External Trigger: These usually are some sort of notifications which push people to visit a webpage or social media channel.
Internal Trigger: This trigger is something which a person feels or thinks. For example, if you feel bored you may be triggered to use Facebook.
Source: Strong Emotional Reaction
The starter questions which you can ask yourself about Triggers are:
- What are the applicable triggers for your various personas?
- What are the internal/external triggers to use your product/services?
- How will you identify if they are working?
- What methods will you employ to make them more effective?
- What existing triggers are common in your different personas and what you can replicate or learn from that?
The action is done in anticipation of a reward. It can be as simple as performing a search in Google or logging in to you Facebook account and scrolling through the feed. As a product designer, you need to make this minimum action as easy as possible.
According to Fogg behavior model there is an inverse relationship between ability and motivation. So, the harder is your Action, the more motivation you need to manufacture.
Source: Fogg behavior model
You can begin with following questions about your Actions:
- Have you minimized the effort needed to take anticipated action?
- What minimum action people need to take in expectation of reward?
3. Variable Reward
To make the users repeat their actions, a reward should follow. Beyond just helping users meet their objectives, you can use variable rewards to keep customers engaged.
You can do a lot of tuning to manufacture desire for the reward. See how multi-player video games create infinite variability through social interaction. Or when you scroll down the feed is a variable reward as you are not sure what you will see the next time your log in.
You can ask following questions to yourself about Rewards:
- How will you reward the customers?
- Is there exciting variability?
- Are the rewards for self or tribe (community) and how you can add numerous reward types?
Investment is the fourth component of the framework. As a product manager you need to get a user to put in time and efforts to tailor your products to their needs. The users have to set themselves for the next trigger, store values and create preferences.

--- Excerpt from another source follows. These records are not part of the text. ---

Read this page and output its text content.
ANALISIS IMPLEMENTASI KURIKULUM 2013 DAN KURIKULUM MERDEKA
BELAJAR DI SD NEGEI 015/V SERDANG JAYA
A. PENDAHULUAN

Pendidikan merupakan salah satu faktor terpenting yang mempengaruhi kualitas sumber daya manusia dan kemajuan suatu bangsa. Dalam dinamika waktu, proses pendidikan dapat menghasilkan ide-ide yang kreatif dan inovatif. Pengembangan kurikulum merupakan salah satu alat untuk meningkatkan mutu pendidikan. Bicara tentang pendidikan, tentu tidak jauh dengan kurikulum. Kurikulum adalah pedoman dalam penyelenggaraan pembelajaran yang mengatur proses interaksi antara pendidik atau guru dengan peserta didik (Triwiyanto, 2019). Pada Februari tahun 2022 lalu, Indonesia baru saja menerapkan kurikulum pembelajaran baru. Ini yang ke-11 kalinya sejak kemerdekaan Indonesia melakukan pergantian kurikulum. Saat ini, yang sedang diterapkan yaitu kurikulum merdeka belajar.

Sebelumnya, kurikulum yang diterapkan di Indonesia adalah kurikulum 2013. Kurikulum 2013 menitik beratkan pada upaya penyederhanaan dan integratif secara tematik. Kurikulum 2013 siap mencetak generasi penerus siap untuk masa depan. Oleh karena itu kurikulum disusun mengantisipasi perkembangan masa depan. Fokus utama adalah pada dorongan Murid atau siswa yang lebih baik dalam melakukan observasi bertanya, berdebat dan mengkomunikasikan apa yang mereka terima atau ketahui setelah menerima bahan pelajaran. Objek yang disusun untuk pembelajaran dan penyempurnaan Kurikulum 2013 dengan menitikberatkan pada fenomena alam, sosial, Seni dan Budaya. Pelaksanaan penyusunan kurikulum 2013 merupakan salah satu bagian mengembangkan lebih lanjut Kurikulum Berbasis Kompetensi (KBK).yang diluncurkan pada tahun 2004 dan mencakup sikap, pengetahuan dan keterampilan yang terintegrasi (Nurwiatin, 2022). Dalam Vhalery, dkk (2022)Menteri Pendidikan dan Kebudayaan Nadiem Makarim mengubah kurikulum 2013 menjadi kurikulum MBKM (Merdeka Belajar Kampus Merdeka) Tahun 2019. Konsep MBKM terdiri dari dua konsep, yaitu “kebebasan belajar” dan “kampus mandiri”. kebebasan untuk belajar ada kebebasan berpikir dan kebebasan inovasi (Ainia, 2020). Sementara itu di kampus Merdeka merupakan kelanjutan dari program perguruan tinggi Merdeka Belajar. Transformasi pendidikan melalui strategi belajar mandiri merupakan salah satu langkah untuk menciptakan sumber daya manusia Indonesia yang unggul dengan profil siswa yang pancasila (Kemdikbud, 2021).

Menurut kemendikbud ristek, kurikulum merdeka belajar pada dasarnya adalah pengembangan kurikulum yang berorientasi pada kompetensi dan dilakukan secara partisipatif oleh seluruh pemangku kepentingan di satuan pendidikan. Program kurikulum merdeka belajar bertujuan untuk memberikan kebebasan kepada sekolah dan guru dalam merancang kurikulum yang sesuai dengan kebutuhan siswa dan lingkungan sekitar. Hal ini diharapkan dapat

For instance, if you interest a visitor to your webpage sign up for your newsletter, you are setting them up for the next trigger. This commitment causes them to come back to your product again when they are triggered again – which begins the habit-forming loop once again.
An Example of the Hook Model
An interesting example for Hook model is Facebook, as you can easily get habitual to it. It will include the four standard components of the hook’s canvas:
- Triggers: External triggers in this case may be people tagging your pictures, planning events with you or talking with you. The internal triggers may be that you are feeling bored and want to check what your friends are up to.
- Actions: The obvious action may be to create an account and add a few friends. You can also post if you like sharing things and then check compulsively to see if anyone likes it.
- Rewards: You may get likes and shares, may find old friends or get in touch with other friends.
- Investment: Your friends’ network grows on Facebook whereas your real life friends may be few. It becomes a part of how you and your friends meet and create relationships.
Habit design has an enormous potential and power. You must know how to harness the power of Hooks to improve people’s lives and closely knit it with your product. You can build better and engaging products by simply influencing user behavior.
If you are not still sure how you can apply this framework to your product, don’t lose hope. Every application doesn’t need to form a habit, you can also use pieces of this framework if you are building a tool you hope people will use without being prompted.
You can also improve your product or service by paying attention to customer’s feedback as unconscious behaviors also play a role in getting customers hooked. You can use the fundamentals of consumer psychology to build the right products by understanding what users tell you they want, or what they are unable to express.